I have written many positive things about the care I have received at VA hospitals. There are some amazing people who work there, and listen to patients. I have received medication that would not have been available to me because of cost, like Viagra and Remicade. I would be missing fingers and toes had it not been for the VA.
I have experienced and witnessed backlogs in the VA Health Care System since 1994. What I find so shocking, is that in 2014, people are just now learning this, or at least willing to acknowledge it. I was at the he Loma Linda, California VA, 2001-2013. During the ramp up to Iraq, veterans were waiting more than three hours to see a doctor, two hours to get a prescription filled, and stand in line over an hour for travel pay, while we were waiting, Fox News would be on TV, making a case for war in Iraq. Veterans with their respective war or command ball caps, would gladly talk about how we needed to go to Iraq. How easy the war would be, and how Iraqi oil would pay for the cost, yet they sat there as casualties of prior wars, waiting ridiculous amounts of time to have their continuing war wounds treated and were so willing to put men and women in harm’s way, with a back-logged Veteran’s System. To say I was puzzled, is an understaement.
I was receiving my health care at the VA Facility in Loma Linda, and locally in Murrieta, California, thanks to “golden insurance” provided by our small business. Both health care systems were crowded. Murrieta had a population of about 39,000 when we first moved there in 2001. By 2004, the population had jumped to nearly 90,000. I remember being in the ER at my local hospital in 2003 during one of my visits, when my blood pressure was high, and there were four of us in one room. There were pregnant women in the hallways. I was waiting to see them stack us in bunk beds. The local healthcare system had been flooded with new families moving to Temecula Valley, attracted by affordable homes.
I bring the overcrowding of private hospitals into the conversation because I saw both systems become overcrowded because of poor planning. The community of Temecula Valley, built thousands of houses, but forgot to have infrastructure in place. just as the United States started two wars, without preparing for service members when they became veterans. There was a whole lotta of cheering, flag waving and saber rattling, but no plan. We didn’t learn from Vietnam. We didn’t learn from Desert Storm. We were a country cheering about how great we were, and “getting” bad guys. I even quit listening to Howard Stern, because he said, “Gas prices will pay for the war.” I was making my bed I heard that. I remember what color sheets I was putting on the bed. I was placing the flat sheet, folding it down, heard what he said, stopped what I was doing, walked over and turned off the stereo. I don’t know if he was kidding. Maybe I was just hypersensitive. Maybe I was just the hysterical female I was used to being called when I was in the Navy, and at nursing stations in VA hospitals.

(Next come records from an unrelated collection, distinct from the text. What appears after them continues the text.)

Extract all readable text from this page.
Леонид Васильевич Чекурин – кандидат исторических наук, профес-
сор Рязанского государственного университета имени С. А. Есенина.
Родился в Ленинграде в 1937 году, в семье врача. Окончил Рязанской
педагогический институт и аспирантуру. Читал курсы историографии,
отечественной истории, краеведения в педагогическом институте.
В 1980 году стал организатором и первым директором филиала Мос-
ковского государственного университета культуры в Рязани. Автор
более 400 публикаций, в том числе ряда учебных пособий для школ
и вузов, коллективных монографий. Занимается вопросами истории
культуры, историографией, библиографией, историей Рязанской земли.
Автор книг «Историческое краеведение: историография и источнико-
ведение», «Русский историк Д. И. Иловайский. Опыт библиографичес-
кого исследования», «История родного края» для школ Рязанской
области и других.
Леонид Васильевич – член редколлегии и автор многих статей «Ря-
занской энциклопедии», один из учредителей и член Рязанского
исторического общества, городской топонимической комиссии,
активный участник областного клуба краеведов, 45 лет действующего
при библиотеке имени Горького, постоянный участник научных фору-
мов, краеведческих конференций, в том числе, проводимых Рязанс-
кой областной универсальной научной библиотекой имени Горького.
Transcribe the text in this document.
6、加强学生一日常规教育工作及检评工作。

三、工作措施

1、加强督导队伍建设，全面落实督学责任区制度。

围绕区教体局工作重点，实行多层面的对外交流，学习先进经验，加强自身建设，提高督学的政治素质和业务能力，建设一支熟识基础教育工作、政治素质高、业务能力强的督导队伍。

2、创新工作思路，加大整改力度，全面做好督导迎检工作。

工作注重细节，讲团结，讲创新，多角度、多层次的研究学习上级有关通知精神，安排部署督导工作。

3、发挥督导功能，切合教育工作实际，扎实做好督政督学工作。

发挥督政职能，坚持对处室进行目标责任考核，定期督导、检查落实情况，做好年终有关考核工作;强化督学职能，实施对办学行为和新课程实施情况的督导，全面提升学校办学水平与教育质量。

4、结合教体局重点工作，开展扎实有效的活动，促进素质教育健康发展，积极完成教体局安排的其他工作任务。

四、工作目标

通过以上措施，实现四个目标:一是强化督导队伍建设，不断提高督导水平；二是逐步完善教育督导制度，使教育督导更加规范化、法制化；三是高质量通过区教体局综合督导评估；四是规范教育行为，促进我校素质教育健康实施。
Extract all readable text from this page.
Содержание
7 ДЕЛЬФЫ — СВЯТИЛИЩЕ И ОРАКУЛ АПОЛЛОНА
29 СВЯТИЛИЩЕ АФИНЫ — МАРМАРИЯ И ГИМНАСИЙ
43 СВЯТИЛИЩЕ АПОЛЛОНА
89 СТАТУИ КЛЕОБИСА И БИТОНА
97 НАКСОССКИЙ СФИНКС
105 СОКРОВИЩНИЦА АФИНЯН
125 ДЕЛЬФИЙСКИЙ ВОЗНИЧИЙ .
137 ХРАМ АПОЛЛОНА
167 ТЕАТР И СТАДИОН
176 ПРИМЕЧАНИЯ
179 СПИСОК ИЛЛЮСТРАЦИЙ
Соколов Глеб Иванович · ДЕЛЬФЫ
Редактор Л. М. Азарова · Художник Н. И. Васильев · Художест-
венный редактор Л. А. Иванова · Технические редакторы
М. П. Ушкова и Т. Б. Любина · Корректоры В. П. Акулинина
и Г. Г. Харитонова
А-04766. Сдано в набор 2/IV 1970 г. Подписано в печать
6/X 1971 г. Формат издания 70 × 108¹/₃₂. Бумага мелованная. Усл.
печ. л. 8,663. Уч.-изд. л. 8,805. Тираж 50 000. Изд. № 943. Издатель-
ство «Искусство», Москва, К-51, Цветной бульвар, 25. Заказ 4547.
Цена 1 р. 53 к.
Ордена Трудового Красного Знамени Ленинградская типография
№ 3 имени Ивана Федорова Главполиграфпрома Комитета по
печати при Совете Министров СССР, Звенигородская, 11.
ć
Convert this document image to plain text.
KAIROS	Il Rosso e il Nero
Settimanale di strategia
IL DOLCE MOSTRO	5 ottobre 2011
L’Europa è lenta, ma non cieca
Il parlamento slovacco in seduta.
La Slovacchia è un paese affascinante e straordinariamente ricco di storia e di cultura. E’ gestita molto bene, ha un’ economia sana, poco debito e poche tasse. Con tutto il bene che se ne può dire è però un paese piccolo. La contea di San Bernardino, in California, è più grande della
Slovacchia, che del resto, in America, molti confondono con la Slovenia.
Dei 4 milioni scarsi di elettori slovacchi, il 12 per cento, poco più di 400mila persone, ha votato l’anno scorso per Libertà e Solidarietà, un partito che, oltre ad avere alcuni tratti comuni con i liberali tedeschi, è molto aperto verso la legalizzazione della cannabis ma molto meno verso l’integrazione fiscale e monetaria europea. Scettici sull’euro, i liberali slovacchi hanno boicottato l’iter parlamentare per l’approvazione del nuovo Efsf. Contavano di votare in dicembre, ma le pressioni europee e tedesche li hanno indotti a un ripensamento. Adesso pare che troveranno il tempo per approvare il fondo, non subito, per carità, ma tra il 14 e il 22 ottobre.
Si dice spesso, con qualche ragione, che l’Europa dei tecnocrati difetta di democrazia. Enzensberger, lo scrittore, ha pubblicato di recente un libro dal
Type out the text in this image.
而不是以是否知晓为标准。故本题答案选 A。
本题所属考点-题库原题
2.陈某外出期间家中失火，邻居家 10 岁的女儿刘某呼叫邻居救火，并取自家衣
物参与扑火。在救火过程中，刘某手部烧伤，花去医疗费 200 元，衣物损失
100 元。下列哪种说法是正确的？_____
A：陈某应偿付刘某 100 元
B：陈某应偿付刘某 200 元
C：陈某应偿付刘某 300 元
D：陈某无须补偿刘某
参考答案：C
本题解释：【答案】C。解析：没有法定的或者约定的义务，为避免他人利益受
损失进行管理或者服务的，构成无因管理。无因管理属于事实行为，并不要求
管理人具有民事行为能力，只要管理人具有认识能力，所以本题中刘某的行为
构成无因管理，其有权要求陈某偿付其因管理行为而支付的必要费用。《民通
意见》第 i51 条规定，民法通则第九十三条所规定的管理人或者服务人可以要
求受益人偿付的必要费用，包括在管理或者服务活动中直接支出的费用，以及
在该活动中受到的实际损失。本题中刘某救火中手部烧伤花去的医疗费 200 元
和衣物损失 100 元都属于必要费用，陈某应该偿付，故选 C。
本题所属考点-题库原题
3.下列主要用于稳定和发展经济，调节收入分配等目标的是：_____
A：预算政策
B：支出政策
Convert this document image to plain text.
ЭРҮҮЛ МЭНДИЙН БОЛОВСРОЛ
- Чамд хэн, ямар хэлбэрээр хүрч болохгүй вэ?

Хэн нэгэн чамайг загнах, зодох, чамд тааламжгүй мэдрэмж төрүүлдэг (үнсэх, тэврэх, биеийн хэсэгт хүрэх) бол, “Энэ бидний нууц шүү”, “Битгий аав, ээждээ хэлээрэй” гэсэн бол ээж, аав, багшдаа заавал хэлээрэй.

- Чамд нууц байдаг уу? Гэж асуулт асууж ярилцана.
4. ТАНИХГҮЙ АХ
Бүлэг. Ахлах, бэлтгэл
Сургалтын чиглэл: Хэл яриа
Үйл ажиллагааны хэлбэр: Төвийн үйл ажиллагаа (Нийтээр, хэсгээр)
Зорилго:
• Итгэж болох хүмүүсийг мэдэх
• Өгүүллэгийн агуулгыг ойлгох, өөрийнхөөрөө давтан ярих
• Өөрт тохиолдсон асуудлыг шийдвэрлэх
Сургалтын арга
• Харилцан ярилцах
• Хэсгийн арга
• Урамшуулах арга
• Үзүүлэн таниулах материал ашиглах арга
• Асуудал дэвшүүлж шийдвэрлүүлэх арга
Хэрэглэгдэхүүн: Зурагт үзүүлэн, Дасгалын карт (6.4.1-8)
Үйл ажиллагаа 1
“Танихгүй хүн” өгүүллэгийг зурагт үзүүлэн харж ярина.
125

And Howard Stern wasn’t saying anything that wasn’t being said all over radio, television and at kitchen tables. Eventually, I discovered progressive radio and it gave me hope, but over the years, statements that could fit on a bumper stickers seemed to prevail over facts.
We have a long way to go in order to solve veteran’s healthcare. This is not news to patients like me, but it amazes me how upset people are getting now, the people who knew the problems of overcrowding existed, and experienced it first hand. Don’t get me wrong, I’m thrilled people are finally upset about this. Over the years, I have learned to live within the system by speaking up and crashing clinics like college classes. Veterans are finally speaking up about backlogs. I’m not sure if I am angry because it’s taken so long, or because it seems to fit the narrative. I just hope now that people are talking about it, it will actually receive the change needed, or just be part of political campaigns and fade away after elections.